Esa frialdad, esa injusticia del público y de los críticos (Chejov decía de estos últimos: «No son hombres, sino una especie de moho»), esa sensación de soledad, de incomprensión, terminaban de madurar al escritor. Su independencia espiritual se tornaba más huraña. Se levantaba ahora contra el propio Tolstoi. La admirable «La sala N.º 6» data de 1392 y señala el momento en que Chejov rechaza definitivamente la influencia de Tolstoi. Nunca dejará de venerar al artista y amar al hombre, de considerarlo como «el más grande». Pero, interiormente, ya no le obedecerá más. No idealizará al pueblo:

«Corre en mí la sangre de un mujik, y las virtudes del mujik no me asombran».

Es médico y, como tal, no puede despreciar la ciencia y el progreso, como lo hiciera Tolstoi: le parece que «el hombre que supo utilizar el vapor de agua ha trabajado más en favor de la humanidad que si hubiera rehusado comer carne o si hubiera sido casto». Principalmente, ya no estaba de acuerdo con la teoría del perfeccionamiento interior, que era para Tolstoi la única panacea. La parte de Rusia que acababa de visitar, de Moscú a Sajalín, la Europa occidental que él admiraba, lo que veía a su alrededor y dentro de sí, todo le decía que la vida rusa era mala, que había que modificarla, trastornarlo todo si fuera necesario, pero no hundirse en una especie de nirvana, en una inútil contemplación de su propia alma.

El argumento de «La sala Νº 6» es conocido. En un hospital de provincias, sucio, sombrío, en donde reina un enfermero borracho y brutal, el médico deja que las cosas sigan su curso; afirma a sus enfermos que ahí abajo todo es relativo, que la desgracia es igual para el que vive en la riqueza como para el que se muere de hambre; que se puede ser tan libre en el rincón de una celda como en la estepa, tan dichoso en una cama de hospital como en un palacio. Son hermosas, consoladoras palabras. Pero un día, el propio médico cae enfermo; lo declaran loco y lo encierran. El enfermero le pega. Sufre. Entonces comprende, demasiado tarde, lo que otros han sufrido por su culpa.
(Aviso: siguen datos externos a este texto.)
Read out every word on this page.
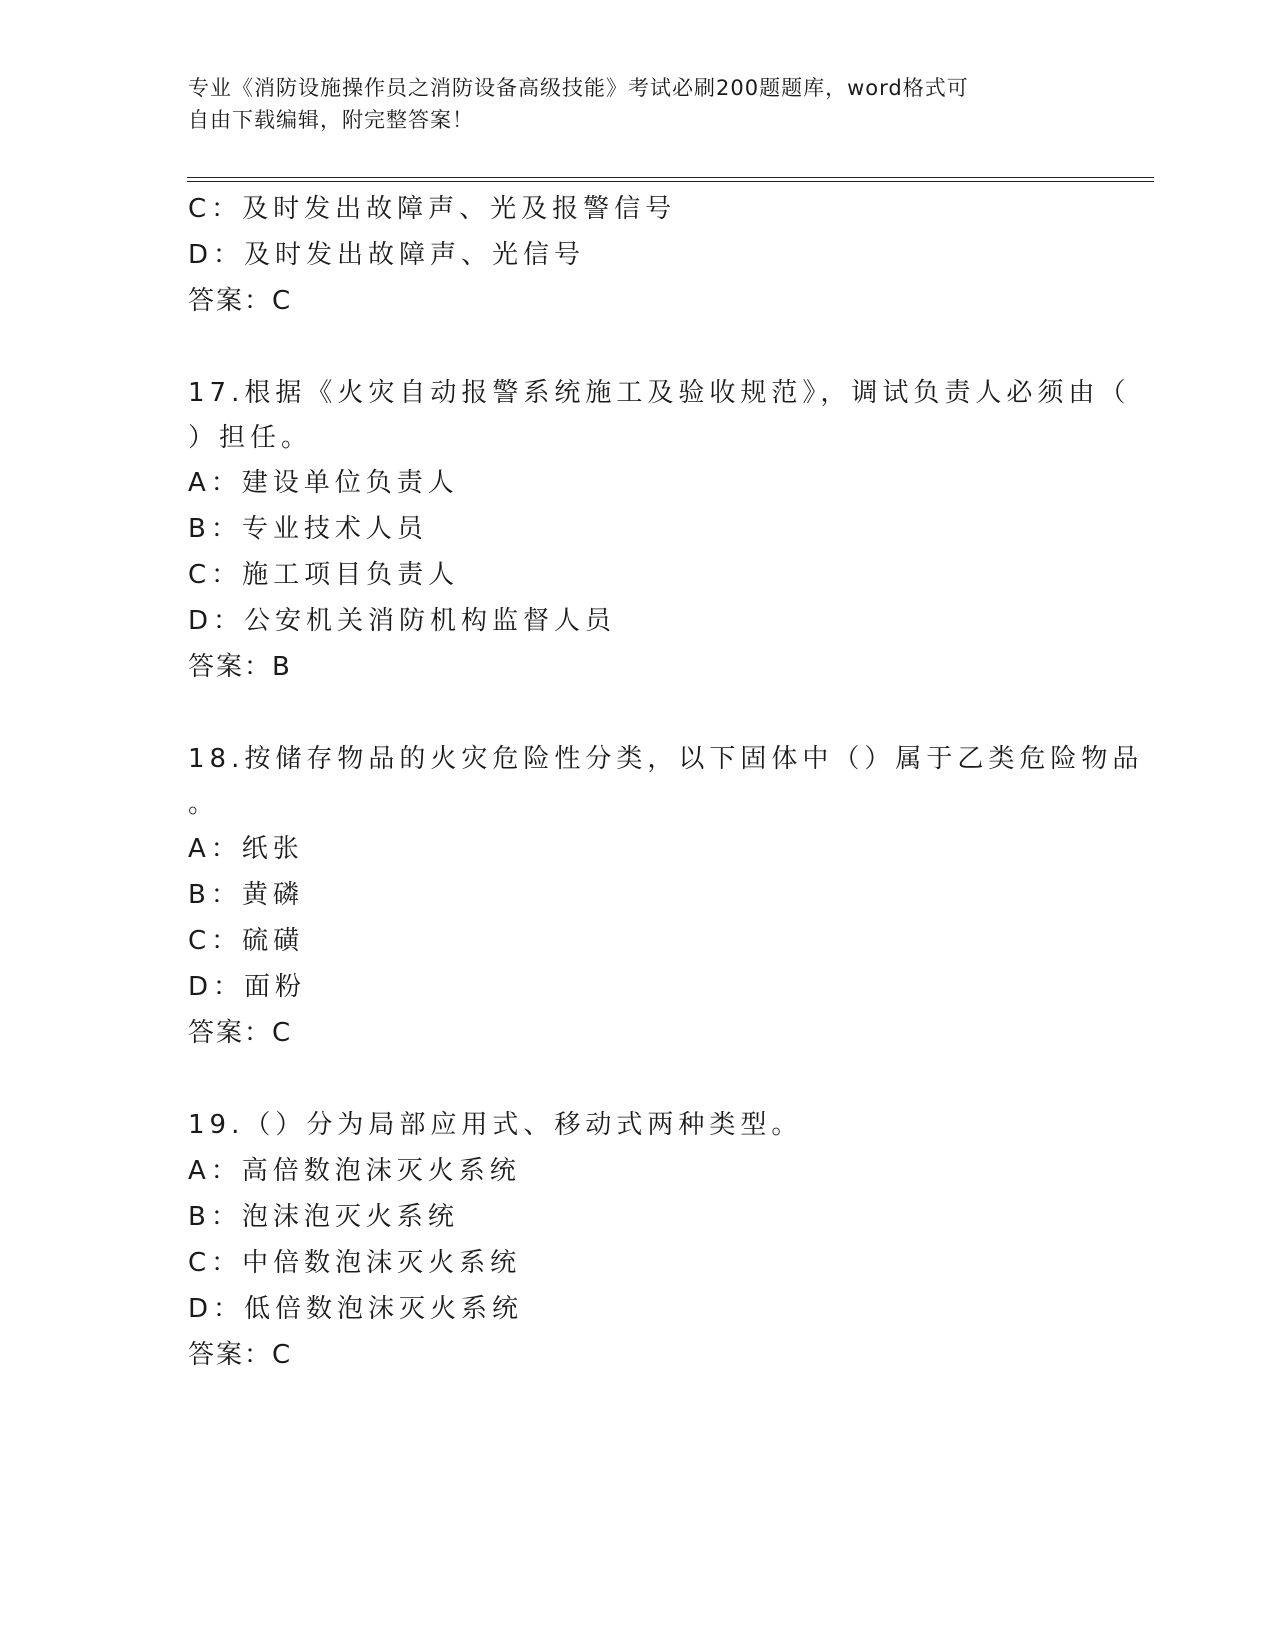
专业《消防设施操作员之消防设备高级技能》考试必刷200题题库，word格式可
自由下载编辑，附完整答案！
C：及时发出故障声、光及报警信号
D：及时发出故障声、光信号
答案：C
17.根据《火灾自动报警系统施工及验收规范》，调试负责人必须由（
）担任。
A：建设单位负责人
B：专业技术人员
C：施工项目负责人
D：公安机关消防机构监督人员
答案：B
18.按储存物品的火灾危险性分类，以下固体中（）属于乙类危险物品
。
A：纸张
B：黄磷
C：硫磺
D：面粉
答案：C
19.（）分为局部应用式、移动式两种类型。
A：高倍数泡沫灭火系统
B：泡沫泡灭火系统
C：中倍数泡沫灭火系统
D：低倍数泡沫灭火系统
答案：C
Toda Rusia interpretó el símbolo a su manera… La sala Νº 6, con sus ventanas enrejadas, era el imperio; al brutal enfermero era fácil darle un nombre. El médico sin valor ni voluntad era la intelligentzia en su totalidad. ¿Era realmente esto lo que Chejov quiso dar a entender cuando escribió «La sala N.º 6»? ¿Se impugnaba la doctrina de Tolstoi o criticaba abiertamente el régimen?, ¿o, aún más profundamente, a toda la condición humana?; ¿o se limitaba a trazar un retrato verídico y preciso, sin darle un sentido? No se puede saber con certeza, pero el público tenía su convicción. Eso era lo esencial. «La sala N.º 6» contribuyó mucho a la celebridad de Chejov en Rusia; por ella la U.R.S.S. lo reivindica como suyo y afirma que, de haber vivido, hubiera pertenecido al marxismo. La gloria póstuma tiene estas sorpresas…

Él, sin embargo, no era feliz; no se sentía querido ni comprendido. Le parecía que su vida era inútil. Decía suspirando: «Escribir, ¿para qué? ¿Para ganar dinero? Si de todas maneras nunca lo tengo».

Entonces se refugiaba en el campo. Siempre lo había amado. En sus relatos describía sin cesar esas viviendas «poéticas y tristes, abandonadas», y sentía por ellas una fúnebre y voluptuosa predilección. Un verano alquiló un piso en una casa semiderruida; dormía «en una inmensa sala con columnas, donde no había ni un mueble, salvo un amplio diván para acostarse y una mesa…» Aun durante los días tranquilos, algo resonaba en las viejas estufas, y cuando arreciaba la tormenta la casa entera temblaba y parecía quebrarse, y daba un poco de miedo, sobre todo por la noche, cuando súbitamente los relámpagos iluminaban los diez ventanales.

Ya en su juventud tenía el sueño de la casa propia:

—Nunca hemos tenido un rincón nuestro —decía a sus hermanos—; ¡qué lástima!

A partir de 1892 fue dueño de una propiedad: Melilkovo.